Выскочив в переднюю, он сорвал с вешалки фуражку, нахлобучил на голову и, чуть не сбив с ног вышедшую его проводить горничную, пулей вырвался из дому, громыхнув дверью так, что задрожали стены.
10
Доамны Бологи не было дома, но как только она вернулась, Родовика тут же поведала ей о случившемся. Узнав, что в доме побывал «Брылястый» (так они между собой называли нотариуса) и ушел весь окровавленный, с расквашенной губой, доамна Болога не на шутку встревожилась. С сыном она заговорить об этом не решилась, а Родовике плакалась и жаловалась, что теперь от Брылястого всего можно ожидать...
После обеда Апостол вышел прогуляться, но отправился он не в центр, не на главную площадь, а решил побродить по окрестностям. Вернулся он к ужину в отличном расположении духа, беспрестанно шутил, напомнил смущающейся Родовике, как они однажды подрались на берегу Сомеша. Родовика заходилась от хохота, хваталась за бока и так развеселилась, что по неосторожности уронила на пол и разбила вдребезги несколько сервизных тарелок. Доамна Болога вопреки обыкновению смолчала, не сделав горничной выговора, и все ждала, не заговорит ли Апостол о своей стычке с Пэлэджиешу. Апостол был очень внимателен, почти нежен с матерью, проговорил с ней до позднего вечера, вспоминал свое детское «видение», а мать с радостью сообщила ему многие подробности этого «великого чуда»; попутно она не преминула заметить, что «люди, к великому прискорбию, чем образованней, тем больше отдаляются от бога». Апостол, смеясь, возразил:
– По-видимому, бог устарел, как все на этом свете устаревает...
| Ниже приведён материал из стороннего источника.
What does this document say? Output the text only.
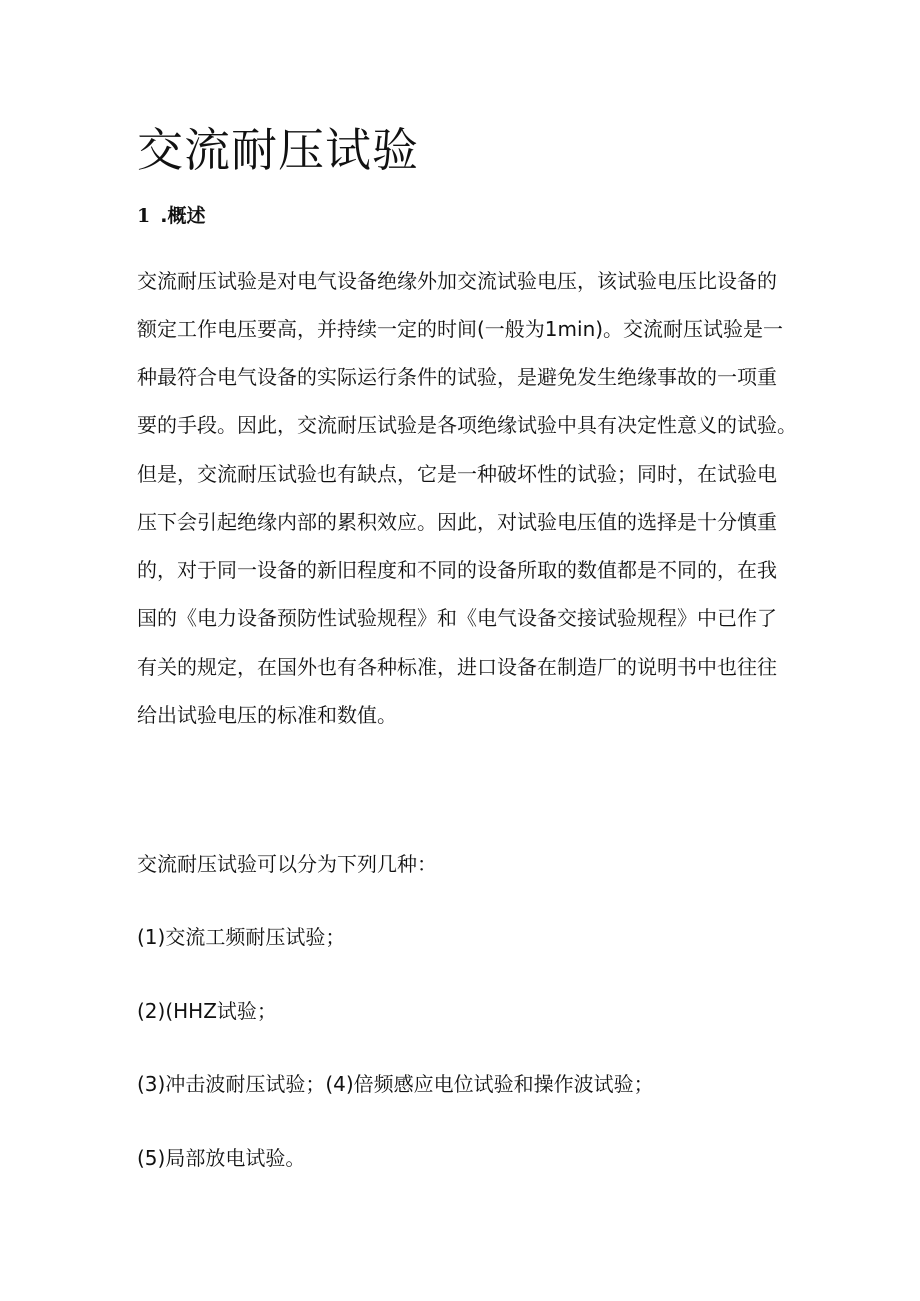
交流耐压试验
1 .概述

交流耐压试验是对电气设备绝缘外加交流试验电压，该试验电压比设备的

额定工作电压要高，并持续一定的时间(一般为1min)。交流耐压试验是一

种最符合电气设备的实际运行条件的试验，是避免发生绝缘事故的一项重

要的手段。因此，交流耐压试验是各项绝缘试验中具有决定性意义的试验。

但是，交流耐压试验也有缺点，它是一种破坏性的试验；同时，在试验电

压下会引起绝缘内部的累积效应。因此，对试验电压值的选择是十分慎重

的，对于同一设备的新旧程度和不同的设备所取的数值都是不同的，在我

国的《电力设备预防性试验规程》和《电气设备交接试验规程》中已作了

有关的规定，在国外也有各种标准，进口设备在制造厂的说明书中也往往

给出试验电压的标准和数值。

交流耐压试验可以分为下列几种：

(1)交流工频耐压试验；

(2)(HHZ试验；

(3)冲击波耐压试验；(4)倍频感应电位试验和操作波试验；

(5)局部放电试验。
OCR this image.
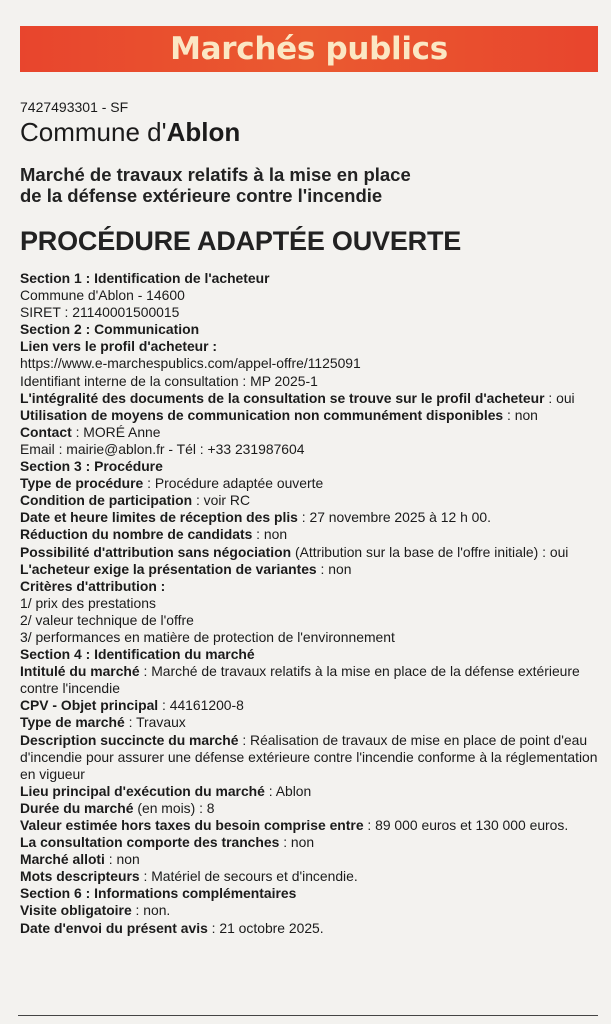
Marchés publics
7427493301 - SF
Commune d'Ablon
Marché de travaux relatifs à la mise en place
de la défense extérieure contre l'incendie
PROCÉDURE ADAPTÉE OUVERTE
Section 1 : Identification de l'acheteur
Commune d'Ablon - 14600
SIRET : 21140001500015
Section 2 : Communication
Lien vers le profil d'acheteur :
https://www.e-marchespublics.com/appel-offre/1125091
Identifiant interne de la consultation : MP 2025-1
L'intégralité des documents de la consultation se trouve sur le profil d'acheteur : oui
Utilisation de moyens de communication non communément disponibles : non
Contact : MORÉ Anne
Email : mairie@ablon.fr - Tél : +33 231987604
Section 3 : Procédure
Type de procédure : Procédure adaptée ouverte
Condition de participation : voir RC
Date et heure limites de réception des plis : 27 novembre 2025 à 12 h 00.
Réduction du nombre de candidats : non
Possibilité d'attribution sans négociation (Attribution sur la base de l'offre initiale) : oui
L'acheteur exige la présentation de variantes : non
Critères d'attribution :
1/ prix des prestations
2/ valeur technique de l'offre
3/ performances en matière de protection de l'environnement
Section 4 : Identification du marché
Intitulé du marché : Marché de travaux relatifs à la mise en place de la défense extérieure contre l'incendie
CPV - Objet principal : 44161200-8
Type de marché : Travaux
Description succincte du marché : Réalisation de travaux de mise en place de point d'eau d'incendie pour assurer une défense extérieure contre l'incendie conforme à la réglementation en vigueur
Lieu principal d'exécution du marché : Ablon
Durée du marché (en mois) : 8
Valeur estimée hors taxes du besoin comprise entre : 89 000 euros et 130 000 euros.
La consultation comporte des tranches : non
Marché alloti : non
Mots descripteurs : Matériel de secours et d'incendie.
Section 6 : Informations complémentaires
Visite obligatoire : non.
Date d'envoi du présent avis : 21 octobre 2025.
Мать, ужаснувшись, трижды осенила его крестным знамением и с укоризной оскорбленного благочестия сказала:
– Бог не может устареть, как не устаревает душа человеческая – частичка духа святого... Так думать может лишь изверившееся, погибшее существо... А изверившуюся душу засасывает однообразный, мучительный круговорот, она лишается духовного пристанища, и овладевает ею такой же жуткий, беспредельный страх, какой овладел бы ребенком, если бы он вдруг оказался один среди ночи в лесу...
Апостол удивленно взглянул на мать. Продолжать разговор в том же насмешливом, скептическом тоне было бы нелепо и неблагородно. То, о чем она сказала, было его давним сокровенным чувством, никогда не высказанным, но смутно осознаваемым. Как просто и точно она выразила все, что ему никогда выразить не удавалось. Он смотрел на нее ласково и благодарно и, потянувшись через стол, с трепетным почтением поцеловал тонкую руку.
– Прости меня, ради бога, прости, – тихо промолвил он.
Пораженная его внезапным раскаяньем, доамна Болога чрезвычайно смутилась, лицо ее зарделось и стало таким трогательно прекрасным и юным, что Апостол ахнул; растерянная, счастливая, она тоже пролепетала слова извинения и торопливо продолжила рассказ о его детском чудесном «видении». Теперь она говорила раскованно, безоглядно, чувствуя душой, что сын не станет мешать ей своими колкими замечаниями. Однако посреди какой-то фразы она осеклась и с глазами, полными сияющих слез, тихо проговорила:
– Ты потому страдаешь, друг мой, что не...
Апостол понимающе улыбнулся, будто предугадывая, что она скажет.
– За недолгую жизнь на мою долю выпало столько мучительных испытаний, – начал он, – что иной до глубокой старости доживет, а того не испытает. Так и живет слепцом. Некоторые нарочно стараются жить всегда с закрытыми глазами, боясь взглянуть открыто на все, что происходит в жизни, другим же судьба на каждом шагу подстраивает ловушки, кидает их туда и сюда, вертит и так и этак, и пребывают они на земле, не зная ни покоя, ни отдыха...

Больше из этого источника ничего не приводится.